Obesity and Transplantation Talk

Dr. Gardiner’s talk about kidney transplantation and BMI was honestly shocking to me. I had no idea how prevalent renal failure is, or how much of an issue obesity is as a barrier. Yet, obesity and severe obesity continue to prohibit many individuals from receiving an organ transplant. What’s most upsetting about it is that much of this barrier to access is based on conflicting evidence. Some studies have found that obese patients (BMI 30-35) have worse transplant outcomes, but others have found that there is no significant difference. As a result, there is very little consistency in BMI-oriented policy in the 200+ transplant centers across the US. Centers often set a hard boundary for BMI limits, above which a patient is prevented from being on the waitlist. Alternatively, many centers do have flexibility on a patient-by-patient basis, but still err towards withholding transplant eligibility until patients lose weight. This means that where an obese patient goes to be evaluated for transplant determines whether or not they’re able to get a transplant, an inconsistency that should not exist. The policy regarding renal transplant and BMI criteria is arbitrary and unnecessarily limiting for obese patients–despite the fact that the Renal Association(?) now recommends that BMI not be used as a criteria for renal transplant eligibility. I found this to be pretty disturbing.

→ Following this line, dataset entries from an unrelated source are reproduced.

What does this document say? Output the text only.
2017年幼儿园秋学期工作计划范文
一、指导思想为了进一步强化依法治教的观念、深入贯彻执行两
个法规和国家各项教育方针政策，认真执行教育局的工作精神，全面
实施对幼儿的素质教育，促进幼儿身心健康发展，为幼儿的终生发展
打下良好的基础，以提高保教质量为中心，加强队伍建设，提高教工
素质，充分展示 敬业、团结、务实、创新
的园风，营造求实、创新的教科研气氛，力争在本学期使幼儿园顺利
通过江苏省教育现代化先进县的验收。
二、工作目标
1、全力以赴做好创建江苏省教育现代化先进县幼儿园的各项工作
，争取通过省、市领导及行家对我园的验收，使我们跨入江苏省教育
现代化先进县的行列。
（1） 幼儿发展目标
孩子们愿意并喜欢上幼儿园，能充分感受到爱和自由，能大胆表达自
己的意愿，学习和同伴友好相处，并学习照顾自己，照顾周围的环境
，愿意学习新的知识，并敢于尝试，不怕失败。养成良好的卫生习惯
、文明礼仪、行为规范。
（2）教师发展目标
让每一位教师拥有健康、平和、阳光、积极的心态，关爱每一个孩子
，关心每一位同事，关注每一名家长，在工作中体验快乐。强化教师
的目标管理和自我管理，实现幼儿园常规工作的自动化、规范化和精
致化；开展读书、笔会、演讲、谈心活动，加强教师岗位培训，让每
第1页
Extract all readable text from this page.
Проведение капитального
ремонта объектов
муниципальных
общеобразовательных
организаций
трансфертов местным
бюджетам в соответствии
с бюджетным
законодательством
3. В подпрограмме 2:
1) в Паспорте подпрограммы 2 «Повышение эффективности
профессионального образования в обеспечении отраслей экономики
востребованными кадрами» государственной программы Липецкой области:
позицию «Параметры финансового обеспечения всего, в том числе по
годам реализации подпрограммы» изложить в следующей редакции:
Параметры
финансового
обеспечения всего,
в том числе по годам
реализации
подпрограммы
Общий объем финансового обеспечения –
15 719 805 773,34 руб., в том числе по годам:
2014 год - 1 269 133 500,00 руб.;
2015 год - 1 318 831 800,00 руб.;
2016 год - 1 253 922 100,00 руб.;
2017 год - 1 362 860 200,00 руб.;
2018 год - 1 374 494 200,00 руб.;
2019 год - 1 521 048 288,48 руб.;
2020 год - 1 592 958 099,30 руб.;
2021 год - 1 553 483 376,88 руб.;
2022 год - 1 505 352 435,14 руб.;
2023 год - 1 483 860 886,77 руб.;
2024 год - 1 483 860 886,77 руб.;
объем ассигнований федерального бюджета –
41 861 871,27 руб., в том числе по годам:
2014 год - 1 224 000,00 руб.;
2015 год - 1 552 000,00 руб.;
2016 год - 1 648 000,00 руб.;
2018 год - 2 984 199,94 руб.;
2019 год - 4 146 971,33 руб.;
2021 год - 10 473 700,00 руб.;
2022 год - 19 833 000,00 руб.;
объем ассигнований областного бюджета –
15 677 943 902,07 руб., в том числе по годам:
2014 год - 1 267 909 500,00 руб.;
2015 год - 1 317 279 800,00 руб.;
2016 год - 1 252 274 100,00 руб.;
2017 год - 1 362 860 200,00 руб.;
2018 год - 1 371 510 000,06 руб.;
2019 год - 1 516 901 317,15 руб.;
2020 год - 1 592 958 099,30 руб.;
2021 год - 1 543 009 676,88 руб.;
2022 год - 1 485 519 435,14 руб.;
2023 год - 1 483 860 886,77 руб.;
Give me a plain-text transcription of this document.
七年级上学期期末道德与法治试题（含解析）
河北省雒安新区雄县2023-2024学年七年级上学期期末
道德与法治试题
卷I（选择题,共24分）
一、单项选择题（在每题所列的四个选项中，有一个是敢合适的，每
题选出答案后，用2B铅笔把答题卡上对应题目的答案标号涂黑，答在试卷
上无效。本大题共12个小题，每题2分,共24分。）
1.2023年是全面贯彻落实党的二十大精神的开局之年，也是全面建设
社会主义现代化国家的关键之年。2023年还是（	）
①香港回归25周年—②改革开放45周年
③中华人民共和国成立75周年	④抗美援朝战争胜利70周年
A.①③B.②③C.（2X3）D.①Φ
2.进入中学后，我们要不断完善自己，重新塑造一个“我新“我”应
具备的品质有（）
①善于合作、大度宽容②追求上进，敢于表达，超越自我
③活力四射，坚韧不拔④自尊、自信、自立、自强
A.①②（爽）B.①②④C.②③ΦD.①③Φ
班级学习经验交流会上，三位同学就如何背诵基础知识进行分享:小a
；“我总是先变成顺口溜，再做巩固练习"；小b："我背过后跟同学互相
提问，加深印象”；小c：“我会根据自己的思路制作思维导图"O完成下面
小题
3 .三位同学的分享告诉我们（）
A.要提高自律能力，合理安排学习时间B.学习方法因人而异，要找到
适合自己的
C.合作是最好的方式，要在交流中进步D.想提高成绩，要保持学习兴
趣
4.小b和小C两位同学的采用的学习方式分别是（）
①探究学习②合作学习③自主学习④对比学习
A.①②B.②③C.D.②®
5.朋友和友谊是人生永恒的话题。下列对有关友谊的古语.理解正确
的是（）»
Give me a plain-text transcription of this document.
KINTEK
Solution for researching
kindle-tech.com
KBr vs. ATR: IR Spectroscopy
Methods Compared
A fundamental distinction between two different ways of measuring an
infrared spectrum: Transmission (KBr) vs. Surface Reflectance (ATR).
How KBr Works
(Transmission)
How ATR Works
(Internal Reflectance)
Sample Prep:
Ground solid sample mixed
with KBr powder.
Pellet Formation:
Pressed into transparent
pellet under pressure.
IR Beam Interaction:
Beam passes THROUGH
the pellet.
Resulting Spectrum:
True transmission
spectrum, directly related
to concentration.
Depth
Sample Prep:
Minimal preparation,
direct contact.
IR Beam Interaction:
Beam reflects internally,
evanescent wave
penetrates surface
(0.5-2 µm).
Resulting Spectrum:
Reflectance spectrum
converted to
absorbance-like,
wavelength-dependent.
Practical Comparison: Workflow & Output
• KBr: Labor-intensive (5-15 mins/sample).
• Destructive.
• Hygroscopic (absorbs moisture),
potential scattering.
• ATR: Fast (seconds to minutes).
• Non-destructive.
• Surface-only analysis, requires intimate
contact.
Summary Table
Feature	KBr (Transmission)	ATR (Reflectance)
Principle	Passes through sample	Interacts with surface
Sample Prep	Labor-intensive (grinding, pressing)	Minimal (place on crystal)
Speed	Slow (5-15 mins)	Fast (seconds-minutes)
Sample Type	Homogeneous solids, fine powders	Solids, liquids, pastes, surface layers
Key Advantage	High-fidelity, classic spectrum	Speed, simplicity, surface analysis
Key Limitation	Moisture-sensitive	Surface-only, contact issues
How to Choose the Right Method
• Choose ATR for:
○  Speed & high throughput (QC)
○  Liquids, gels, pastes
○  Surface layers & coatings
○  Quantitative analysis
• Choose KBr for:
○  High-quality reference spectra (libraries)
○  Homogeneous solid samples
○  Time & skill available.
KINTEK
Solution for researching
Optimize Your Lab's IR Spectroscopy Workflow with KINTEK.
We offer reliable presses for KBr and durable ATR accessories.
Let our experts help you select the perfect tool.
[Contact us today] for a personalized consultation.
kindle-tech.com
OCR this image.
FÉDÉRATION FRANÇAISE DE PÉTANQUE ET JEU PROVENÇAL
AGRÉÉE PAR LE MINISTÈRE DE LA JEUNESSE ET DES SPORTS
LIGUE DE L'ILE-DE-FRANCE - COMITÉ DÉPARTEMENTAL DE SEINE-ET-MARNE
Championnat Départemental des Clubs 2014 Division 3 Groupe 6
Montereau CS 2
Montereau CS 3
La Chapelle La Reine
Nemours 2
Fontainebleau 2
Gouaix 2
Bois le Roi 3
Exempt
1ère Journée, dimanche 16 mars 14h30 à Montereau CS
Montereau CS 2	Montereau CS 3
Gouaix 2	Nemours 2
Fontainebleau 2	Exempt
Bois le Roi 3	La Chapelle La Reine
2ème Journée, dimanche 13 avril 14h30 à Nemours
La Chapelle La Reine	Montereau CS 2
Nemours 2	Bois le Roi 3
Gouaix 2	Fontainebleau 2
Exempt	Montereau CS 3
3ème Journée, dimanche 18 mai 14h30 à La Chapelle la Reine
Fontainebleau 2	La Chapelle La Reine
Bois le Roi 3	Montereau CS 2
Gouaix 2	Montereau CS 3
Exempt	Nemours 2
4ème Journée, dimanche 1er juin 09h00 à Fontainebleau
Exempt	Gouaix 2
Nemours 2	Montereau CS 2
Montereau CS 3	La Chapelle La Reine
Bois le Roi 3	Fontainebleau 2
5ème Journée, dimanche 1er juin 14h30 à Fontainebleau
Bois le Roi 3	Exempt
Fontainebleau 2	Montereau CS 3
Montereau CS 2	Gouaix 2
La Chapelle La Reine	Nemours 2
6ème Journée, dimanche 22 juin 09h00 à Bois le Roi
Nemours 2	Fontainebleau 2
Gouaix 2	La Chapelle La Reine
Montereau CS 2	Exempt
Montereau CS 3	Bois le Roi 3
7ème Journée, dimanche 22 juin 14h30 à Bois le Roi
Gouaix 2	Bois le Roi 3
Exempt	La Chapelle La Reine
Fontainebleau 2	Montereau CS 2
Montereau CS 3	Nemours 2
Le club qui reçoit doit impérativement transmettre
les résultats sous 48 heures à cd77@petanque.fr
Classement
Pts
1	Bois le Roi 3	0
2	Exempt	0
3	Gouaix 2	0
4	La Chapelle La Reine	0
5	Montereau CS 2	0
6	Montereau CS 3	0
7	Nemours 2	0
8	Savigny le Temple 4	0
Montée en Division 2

Dr. Gardiner also discussed the connection between minority status, obesity, and transplantation. There is a significant disparity in transplant rates for obese individuals, especially obese individuals of minority status. The interplay of biopsychosocial factors for ethnic minorities in the United States often puts minority populations at an especially harsh disadvantage; ethnic minorities tend to have lower socioeconomic status, poorer health literacy, worse health care access, and are more likely to be uninsured. Additionally, rates of obesity, hypertension, and diabetes are higher for ethnic minorities, particularly African Americans and Native Americans/Pacific Islander populations, which makes them much more likely to develop renal failure. Yet, despite the fact that the majority of the kidney transplant waitlist is comprised of minorities, the vast majority of individuals that receive kidney transplants are white. This indicates a serious disparity in transplant resource allocation.

All of this information points to a serious need for reconsidering renal transplant eligibility for obese and severely obese patients. The disparities in access faced by obese patients, many of whom belong to an ethnic minority, is a largely unjustified barrier based on conflicting evidence. Whether or not these policies are grounded in biases needs examination, and Dr. Gardiner made it clear how poignant these barriers to access are for many renal failure patients.